Beim telematisch gesteuerten Kolonnenparken – zum Beispiel auf der T+R Inntal West (A 93) – parken in der Regel drei Lkw (Sattelzug oder Lkw mit Anhänger) entsprechend ihrer Abfahrtszeit sortiert hintereinander. Das System ist bestechend einfach: Jeder Lastwagen fährt an eine Schranke (Terminal) und erhält ein Ticket mit seiner Platznummer – auf der Grundlage der Fahrzeuglänge und seiner gewünschten Abfahrtszeit. Sensoren verfolgen den Lkw und überprüfen, ob er den zugewiesenen Platz anfährt.
Der Clou an dem System ist, dass vor und hinter dem Lastwagen weitere Fahrzeuge parken können. Sie werden also zugeparkt. Was normalerweise ein Alptraum der Fahrer wäre, ist hier die Lösung. Mit der Telematik können die Lastwagen hintereinander in Kolonne parken. Dieses intelligente System sorgt dafür, dass am Morgen kein Lkw eingeklemmt bleibt. Es heißt dann: Immer schön der Reihe nach! Durch die digitale Reihung nach den Wunsch-Abfahrtszeiten können morgens alle den Stellplatz reibungslos verlassen.
Lange Planungsprozesse
Seit 20 Jahren gibt es das telematische System schon – trotzdem entwickelte sich wenig Begeisterung dafür. Nach wie vor wird versucht, dem Problem mit den alten, konventionellen Lösungen Herr zu werden. Aber das ist zu teuer und dauert zu lange, wenn man weiß, dass für jede neue Anlage ein Planfeststellungsverfahren durchgeführt werden muss. Stattdessen könnte man gerade im Sinne der Nachhaltigkeit und der effizienten Nutzung bestehende Plätze telematisch erweitern.

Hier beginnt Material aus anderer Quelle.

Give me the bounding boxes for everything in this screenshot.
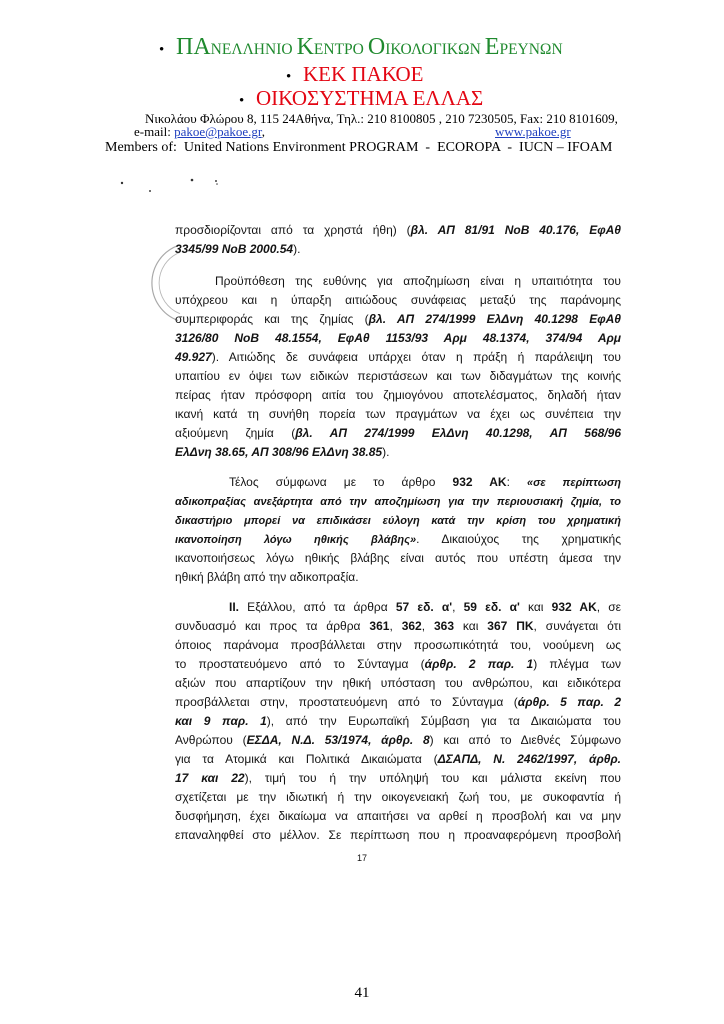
text-run: δυσφήμηση, έχει δικαίωμα να απαιτήσει να αρθεί η προσβολή και να μην: [175, 809, 621, 823]
text-run: το προστατευόμενο από το Σύνταγμα (: [175, 657, 425, 671]
text-run: ΔΣΑΠΔ, Ν. 2462/1997, άρθρ.: [437, 752, 621, 766]
scan-speck: [215, 180, 217, 182]
contact-line: [134, 125, 624, 139]
title-cap: Κ: [296, 34, 314, 60]
text-run: ), από την Ευρωπαϊκή Σύμβαση για τα Δικαιώματα του: [266, 714, 621, 728]
text-run: ηθική βλάβη από την αδικοπραξία.: [175, 570, 359, 584]
title-cap: ΠΑ: [176, 34, 211, 60]
text-run: ) πλέγμα των: [533, 657, 621, 671]
text-line: [175, 636, 621, 655]
text-run: αδικοπραξίας ανεξάρτητα από την αποζημίωση για την περιουσιακή ζημία, το: [175, 496, 621, 508]
text-run: 57 εδ. α': [395, 600, 453, 614]
text-line: [175, 693, 621, 712]
text-run: άρθρ. 5 παρ. 2: [517, 695, 621, 709]
text-line: [175, 386, 621, 405]
text-run: ).: [382, 445, 390, 459]
website-link[interactable]: www.pakoe.gr: [495, 124, 571, 139]
org-title-word: [176, 34, 293, 60]
text-run: βλ. ΑΠ 81/91 ΝοΒ 40.176, ΕφΑθ: [410, 223, 622, 237]
title-cap: Ο: [367, 34, 386, 60]
text-run: και 9 παρ. 1: [175, 714, 267, 728]
text-run: συμπεριφοράς και της ζημίας (: [175, 312, 369, 326]
text-line: [175, 221, 621, 240]
text-run: 3345/99 ΝοΒ 2000.54: [175, 242, 294, 256]
text-line: [175, 348, 621, 367]
text-run: όποιος παράνομα προσβάλλεται στην προσωπικότητά του, νοούμενη ως: [175, 638, 621, 652]
text-line: [175, 598, 621, 617]
ecosystem-heading: [239, 86, 483, 110]
email-separator: ,: [261, 124, 265, 139]
ecosystem-heading-text: ΟΙΚΟΣΥΣΤΗΜΑ ΕΛΛΑΣ: [256, 86, 484, 110]
text-run: σχετίζεται με την ιδιωτική ή την οικογενειακή ζωή του, με συκοφαντία ή: [175, 790, 621, 804]
text-line: [175, 712, 621, 731]
text-run: ΙΙ.: [229, 600, 240, 614]
text-run: 362: [401, 619, 422, 633]
text-run: Τέλος σύμφωνα με το άρθρο: [229, 475, 453, 489]
scan-speck: [121, 182, 123, 184]
kek-heading: [286, 62, 423, 86]
text-run: 361: [369, 619, 390, 633]
paragraph: [175, 598, 621, 845]
text-line: [175, 329, 621, 348]
text-run: και: [454, 619, 488, 633]
text-line: [175, 731, 621, 750]
text-run: 59 εδ. α': [463, 600, 520, 614]
text-line: [175, 424, 621, 443]
email-link[interactable]: pakoe@pakoe.gr: [174, 124, 262, 139]
members-line: Members of: United Nations Environment PROGRAM - ECOROPA - IUCN – IFOAM: [105, 140, 613, 155]
title-rest: ΙΚΟΛΟΓΙΚΩΝ: [385, 41, 481, 58]
text-line: [175, 674, 621, 693]
scan-speck-group: [110, 165, 230, 200]
bullet-icon: •: [159, 42, 165, 58]
text-run: , συνάγεται ότι: [533, 619, 622, 633]
text-run: βλ. ΑΠ 274/1999 ΕλΔνη 40.1298 ΕφΑθ: [368, 312, 621, 326]
text-run: «σε περίπτωση: [527, 477, 621, 489]
text-run: ).: [293, 242, 301, 256]
text-run: ,: [452, 600, 464, 614]
text-line: [175, 511, 621, 530]
text-line: [175, 750, 621, 769]
text-run: Ανθρώπου (: [175, 733, 247, 747]
text-line: [175, 405, 621, 424]
text-run: 367 ΠΚ: [487, 619, 534, 633]
org-title-word: [367, 34, 481, 60]
text-line: [175, 367, 621, 386]
text-run: 363: [433, 619, 454, 633]
text-run: ), τιμή του ή την υπόληψή του και μάλιστα εκείνη που: [244, 771, 621, 785]
bullet-icon: •: [286, 69, 292, 85]
address-line: Νικολάου Φλώρου 8, 115 24Αθήνα, Τηλ.: 210 8100805 , 210 7230505, Fax: 210 8101609,: [145, 111, 618, 126]
text-run: υπαιτίου εν όψει των ειδικών περιστάσεων και των διδαγμάτων της κοινής: [175, 369, 621, 383]
text-run: 3126/80 ΝοΒ 48.1554, ΕφΑθ 1153/93 Αρμ 48.1374, 374/94 Αρμ: [175, 331, 621, 345]
text-run: αξιών που απαρτίζουν την ηθική υπόσταση του ανθρώπου, και ειδικότερα: [175, 676, 621, 690]
text-run: προσδιορίζονται από τα χρηστά ήθη) (: [175, 223, 411, 237]
title-rest: ΕΝΤΡΟ: [313, 41, 364, 58]
text-run: πείρας ήταν πρόσφορη αιτία του ζημιογόνου αποτελέσματος, δηλαδή ήταν: [175, 388, 621, 402]
text-line: [175, 240, 621, 259]
text-run: υπόχρεου και η ύπαρξη αιτιώδους συνάφειας μεταξύ της παράνομης: [175, 293, 621, 307]
text-line: [175, 807, 621, 826]
text-run: ,: [421, 619, 434, 633]
paragraph: [175, 221, 621, 259]
text-line: [175, 826, 621, 845]
kek-heading-text: ΚΕΚ ΠΑΚΟΕ: [303, 62, 424, 86]
text-run: Προϋπόθεση της ευθύνης για αποζημίωση είναι η υπαιτιότητα του: [215, 274, 621, 288]
text-run: ικανοποιήσεως λόγω ηθικής βλάβης είναι αυτός που υπέστη άμεσα την: [175, 551, 621, 565]
title-rest: ΝΕΛΛΗΝΙΟ: [210, 41, 293, 58]
text-line: [175, 549, 621, 568]
text-line: [175, 492, 621, 511]
text-run: αξιούμενη ζημία (: [175, 426, 296, 440]
text-line: [175, 443, 621, 462]
text-run: ικανή κατά τη συνήθη πορεία των πραγμάτων να έχει ως συνέπεια την: [175, 407, 621, 421]
email-label: e-mail:: [134, 124, 175, 139]
title-cap: Ε: [484, 34, 500, 60]
text-line: [175, 291, 621, 310]
text-line: [175, 617, 621, 636]
paragraph: [175, 272, 621, 462]
text-line: [175, 769, 621, 788]
text-run: ) και από το Διεθνές Σύμφωνο: [429, 733, 621, 747]
text-run: δικαστήριο μπορεί να επιδικάσει εύλογη κατά την κρίση του χρηματική: [175, 515, 621, 527]
paragraph: [175, 473, 621, 587]
org-title: [159, 33, 563, 61]
text-line: [175, 655, 621, 674]
text-run: 932 ΑΚ: [452, 475, 507, 489]
scan-speck: [191, 179, 194, 182]
text-run: για τα Ατομικά και Πολιτικά Δικαιώματα (: [175, 752, 438, 766]
scan-speck: [149, 190, 151, 192]
text-line: [175, 473, 621, 492]
page-number: 41: [354, 985, 370, 1001]
text-run: ). Αιτιώδης δε συνάφεια υπάρχει όταν η πράξη ή παράλειψη του: [211, 350, 621, 364]
text-run: και: [519, 600, 552, 614]
text-run: ,: [389, 619, 402, 633]
text-line: [175, 310, 621, 329]
text-run: ικανοποίηση λόγω ηθικής βλάβης»: [175, 534, 417, 546]
text-line: [175, 568, 621, 587]
inner-page-number: 17: [356, 853, 367, 863]
text-run: :: [506, 475, 527, 489]
text-run: , σε: [596, 600, 622, 614]
title-rest: ΡΕΥΝΩΝ: [499, 41, 563, 58]
text-run: προσβάλλεται στην, προστατευόμενη από το Σύνταγμα (: [175, 695, 518, 709]
text-line: [175, 530, 621, 549]
scan-speck: [216, 183, 218, 185]
text-line: [175, 272, 621, 291]
text-run: . Δικαιούχος της χρηματικής: [416, 532, 621, 546]
document-body: [175, 221, 621, 845]
text-run: 49.927: [175, 350, 212, 364]
text-run: βλ. ΑΠ 274/1999 ΕλΔνη 40.1298, ΑΠ 568/96: [295, 426, 621, 440]
text-run: ΕΣΔΑ, Ν.Δ. 53/1974, άρθρ. 8: [246, 733, 430, 747]
org-title-word: [484, 34, 563, 60]
bullet-icon: •: [239, 93, 245, 109]
text-run: 17 και 22: [175, 771, 245, 785]
text-run: 932 ΑΚ: [551, 600, 597, 614]
text-run: άρθρ. 2 παρ. 1: [424, 657, 534, 671]
text-run: ΕλΔνη 38.65, ΑΠ 308/96 ΕλΔνη 38.85: [175, 445, 383, 459]
text-line: [175, 788, 621, 807]
text-run: Εξάλλου, από τα άρθρα: [239, 600, 396, 614]
text-run: επαναληφθεί στο μέλλον. Σε περίπτωση που η προαναφερόμενη προσβολή: [175, 828, 621, 842]
org-title-word: [296, 34, 364, 60]
text-run: συνδυασμό και προς τα άρθρα: [175, 619, 370, 633]
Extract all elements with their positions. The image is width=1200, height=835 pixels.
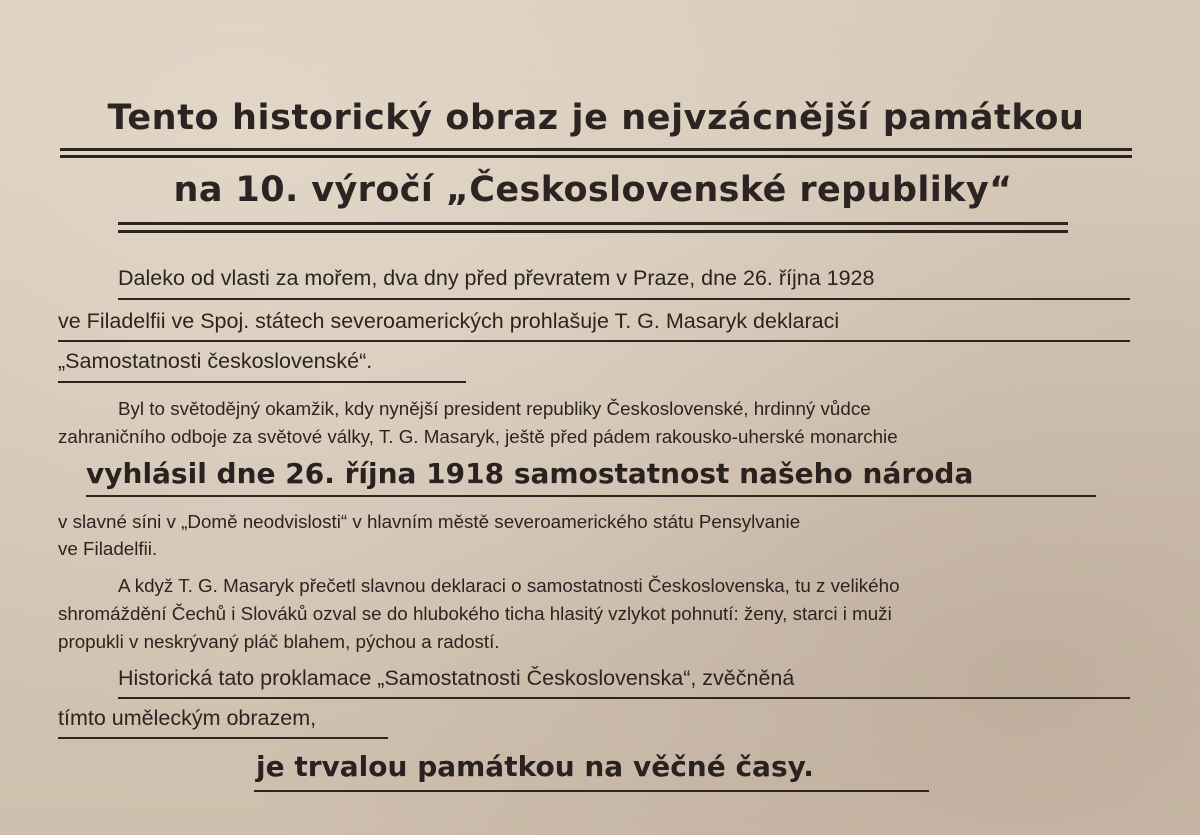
para4-line-2: shromáždění Čechů i Slováků ozval se do hlubokého ticha hlasitý vzlykot pohnutí: ženy, starci i muži bbox=[58, 603, 892, 624]
heading-line-1: Tento historický obraz je nejvzácnější památkou bbox=[107, 98, 1085, 138]
intro-line-2-underline bbox=[58, 340, 1130, 342]
heading-1-rule-bottom bbox=[60, 155, 1132, 158]
para3-line-1: v slavné síni v „Domě neodvislosti“ v hlavním městě severoamerického státu Pensylvanie bbox=[58, 511, 801, 532]
para2-line-2: zahraničního odboje za světové války, T. G. Masaryk, ještě před pádem rakousko-uherské monarchie bbox=[58, 426, 898, 447]
para4-line-1: A když T. G. Masaryk přečetl slavnou deklaraci o samostatnosti Československa, tu z velikého bbox=[118, 575, 900, 596]
closing-line-underline bbox=[254, 790, 929, 792]
para4-line-3: propukli v neskrývaný pláč blahem, pýchou a radostí. bbox=[58, 631, 500, 652]
intro-line-1: Daleko od vlasti za mořem, dva dny před převratem v Praze, dne 26. října 1928 bbox=[118, 266, 875, 290]
heading-line-2: na 10. výročí „Československé republiky“ bbox=[173, 170, 1013, 210]
para2-line-1: Byl to světodějný okamžik, kdy nynější president republiky Československé, hrdinný vůdce bbox=[118, 398, 871, 419]
para5-line-1-underline bbox=[118, 697, 1130, 699]
intro-line-2: ve Filadelfii ve Spoj. státech severoamerických prohlašuje T. G. Masaryk deklaraci bbox=[58, 309, 840, 333]
closing-line: je trvalou památkou na věčné časy. bbox=[256, 750, 814, 783]
para3-line-2: ve Filadelfii. bbox=[58, 538, 158, 559]
heading-2-rule-bottom bbox=[118, 230, 1068, 233]
para5-line-1: Historická tato proklamace „Samostatnosti Československa“, zvěčněná bbox=[118, 666, 795, 690]
heading-1-rule-top bbox=[60, 148, 1132, 151]
intro-line-1-underline bbox=[118, 298, 1130, 300]
intro-line-3: „Samostatnosti československé“. bbox=[58, 349, 373, 373]
emphasis-line-underline bbox=[86, 495, 1096, 497]
intro-line-3-underline bbox=[58, 381, 466, 383]
heading-2-rule-top bbox=[118, 222, 1068, 225]
para5-line-2: tímto uměleckým obrazem, bbox=[58, 706, 317, 730]
para5-line-2-underline bbox=[58, 737, 388, 739]
emphasis-line: vyhlásil dne 26. října 1918 samostatnost našeho národa bbox=[86, 457, 974, 490]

Die bayerische Staatsbauverwaltung kam zu der Überzeugung, dass Lkw-Parkplätze schnell und kostengünstig erweitert werden können. In der Regel ohne Planfeststellung. Darüber hinaus rät die Behörde, das telematische Parkverfahren in künftige Planungsprozesse einzubinden.
Auf der Anlage Inntal West (A 93) konnten die Stellplätze von 62 auf 93 erhöht werden. Bei der Rastanlage Taunusblick (A 5) wurden aus 81 gar 152 Parkplätze. Für die Anlagen Hunsrück-West (A 61) und Montabaur (A 3) liegen vergleichbare Zahlen vor. Das Kolonnenparken ist eine praxistaugliche Innovation und damit eine gute Lösung – wir müssen nur noch handeln!